In summary, here’s where my search for answers has led thus far:
- I’ve had three children born with malformations that are very similar in that they affect the brain.
- The majority of birth defects are due to a genetic susceptibility that is triggered by the presence of a toxin.
- I’m genetically predisposed to be more sensitive to and less able to detox from exposure to pesticides and the heavy metals often found in pesticides.
- I was exposed to a pesticide (chlorpyrifos) early during my first pregnancy.
- Chlorpyrifos exposure is known to be associated neural tube defects.
- Neural tube defects (which Caitlyn had) occur within first 30 days of gestation.
- Chlorpyrifos exposure can lead to DNA methylation (mutations) in genes.
- Hypospadias, hiatal hernia, ptosis (all of which Stuart had) are associated with chlorpyrifos exposure.
- Structural anomalies of the brain (which Spencer had) are associated with chlorpyrifos exposure.
Why does all this digging up of my past and the chemical industry’s sins matter other than to satisfy my own curiosity? It matters because Stuart and Spencer, now 26 and 24, may want to have families of their own one day and I want to do everything in my power to ensure that what happened to them doesn’t happen to their own children.

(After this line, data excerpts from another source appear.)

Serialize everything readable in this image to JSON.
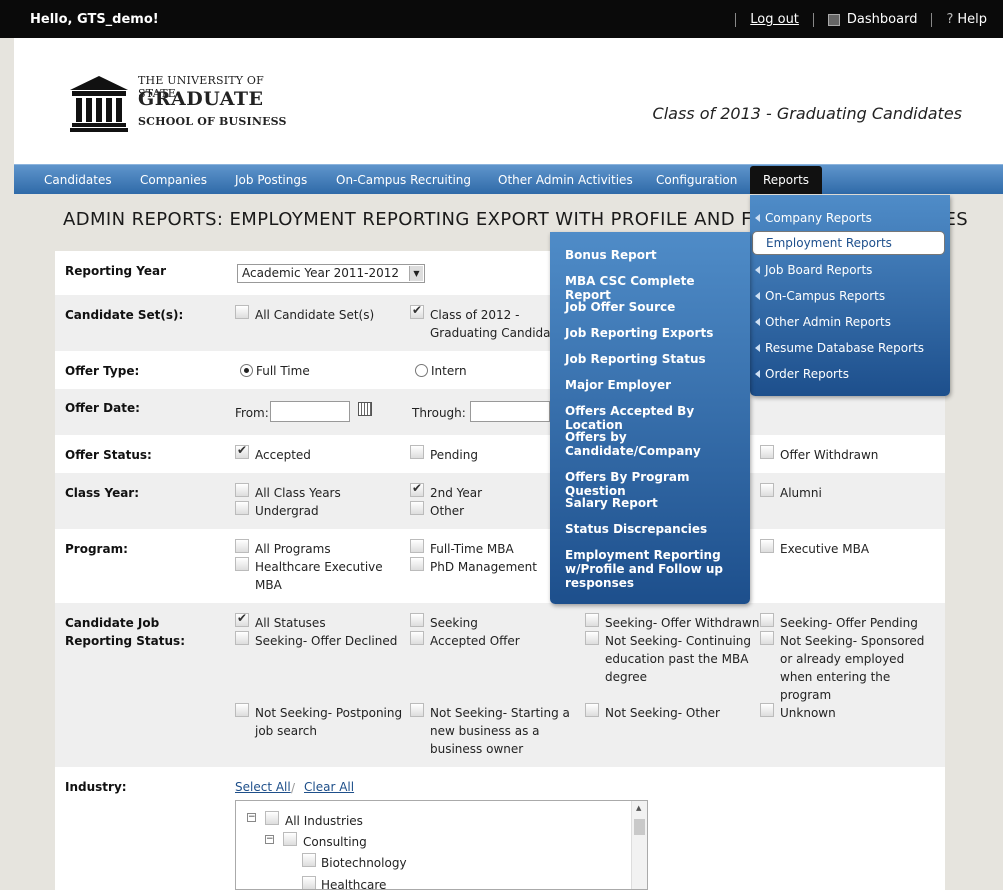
{
  "topbar": {
    "greeting": "Hello, GTS_demo!",
    "logout": "Log out",
    "dashboard": "Dashboard",
    "help": "Help"
  },
  "logo": {
    "line1": "THE UNIVERSITY OF STATE",
    "line2": "GRADUATE",
    "line3": "SCHOOL OF BUSINESS"
  },
  "class_title": "Class of 2013 - Graduating Candidates",
  "nav": [
    "Candidates",
    "Companies",
    "Job Postings",
    "On-Campus Recruiting",
    "Other Admin Activities",
    "Configuration",
    "Reports"
  ],
  "page_title": "ADMIN REPORTS: EMPLOYMENT REPORTING EXPORT WITH PROFILE AND FOLLOW UP RESPONSES",
  "form": {
    "reporting_year": {
      "label": "Reporting Year",
      "value": "Academic Year 2011-2012"
    },
    "candidate_sets": {
      "label": "Candidate Set(s):",
      "all": "All Candidate Set(s)",
      "class_line1": "Class of 2012 -",
      "class_line2": "Graduating Candidat"
    },
    "offer_type": {
      "label": "Offer Type:",
      "full_time": "Full Time",
      "intern": "Intern"
    },
    "offer_date": {
      "label": "Offer Date:",
      "from": "From:",
      "through": "Through:"
    },
    "offer_status": {
      "label": "Offer Status:",
      "accepted": "Accepted",
      "pending": "Pending",
      "withdrawn": "Offer Withdrawn"
    },
    "class_year": {
      "label": "Class Year:",
      "all": "All Class Years",
      "undergrad": "Undergrad",
      "second": "2nd Year",
      "other": "Other",
      "alumni": "Alumni"
    },
    "program": {
      "label": "Program:",
      "all": "All Programs",
      "health1": "Healthcare Executive",
      "health2": "MBA",
      "fulltime": "Full-Time MBA",
      "phd": "PhD Management",
      "exec": "Executive MBA"
    },
    "status": {
      "label1": "Candidate Job",
      "label2": "Reporting Status:",
      "all": "All Statuses",
      "declined": "Seeking- Offer Declined",
      "seeking": "Seeking",
      "accepted": "Accepted Offer",
      "withdrawn": "Seeking- Offer Withdrawn",
      "cont1": "Not Seeking- Continuing",
      "cont2": "education past the MBA",
      "cont3": "degree",
      "pending": "Seeking- Offer Pending",
      "spon1": "Not Seeking- Sponsored",
      "spon2": "or already employed",
      "spon3": "when entering the",
      "spon4": "program",
      "post1": "Not Seeking- Postponing",
      "post2": "job search",
      "start1": "Not Seeking- Starting a",
      "start2": "new business as a",
      "start3": "business owner",
      "nsother": "Not Seeking- Other",
      "unknown": "Unknown"
    },
    "industry": {
      "label": "Industry:",
      "select_all": "Select All",
      "clear_all": "Clear All",
      "tree": [
        "All Industries",
        "Consulting",
        "Biotechnology",
        "Healthcare"
      ]
    }
  },
  "reports_menu": [
    "Company Reports",
    "Employment Reports",
    "Job Board Reports",
    "On-Campus Reports",
    "Other Admin Reports",
    "Resume Database Reports",
    "Order Reports"
  ],
  "employment_menu": {
    "bonus": "Bonus Report",
    "mba_csc": "MBA CSC Complete Report",
    "offer_source": "Job Offer Source",
    "exports": "Job Reporting Exports",
    "status": "Job Reporting Status",
    "major": "Major Employer",
    "by_location": "Offers Accepted By Location",
    "by_cand1": "Offers by",
    "by_cand2": "Candidate/Company",
    "by_program": "Offers By Program Question",
    "salary": "Salary Report",
    "discrep": "Status Discrepancies",
    "er1": "Employment Reporting",
    "er2": "w/Profile and Follow up",
    "er3": "responses"
  }
}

More broadly, it matters because the Trump administration is engaged is an all-out assault on the agencies charged with using independent, unconflicted science to protect our nation’s public health. Chlorpyrifos is but one example. Lead, arsenic, ozone, beryllium, silica, are others. Most recently, the administration announced it may lift a major Obama-era clean air regulation on the emission of mercury—a pollutant linked with damage to the brain, to the nervous system and to fetal development. The Trump administration should be protecting the public from known (and emerging and future) threats to our health, safety, and well-being. Instead it is loosening EPA, CDC, FEMA, NOAA, USDA, and OSHA regulations rather than enforcing or tightening them, all because the administration and many in Congress are bought and paid for by the chemical, agricultural and other big-money business interests.
The story of my family is the canary in the coal mine. I am sounding an alarm so that no one else must endure the pain and suffering that my children and I have, all because I innocently used an off-the-shelf insect spray 30 years ago.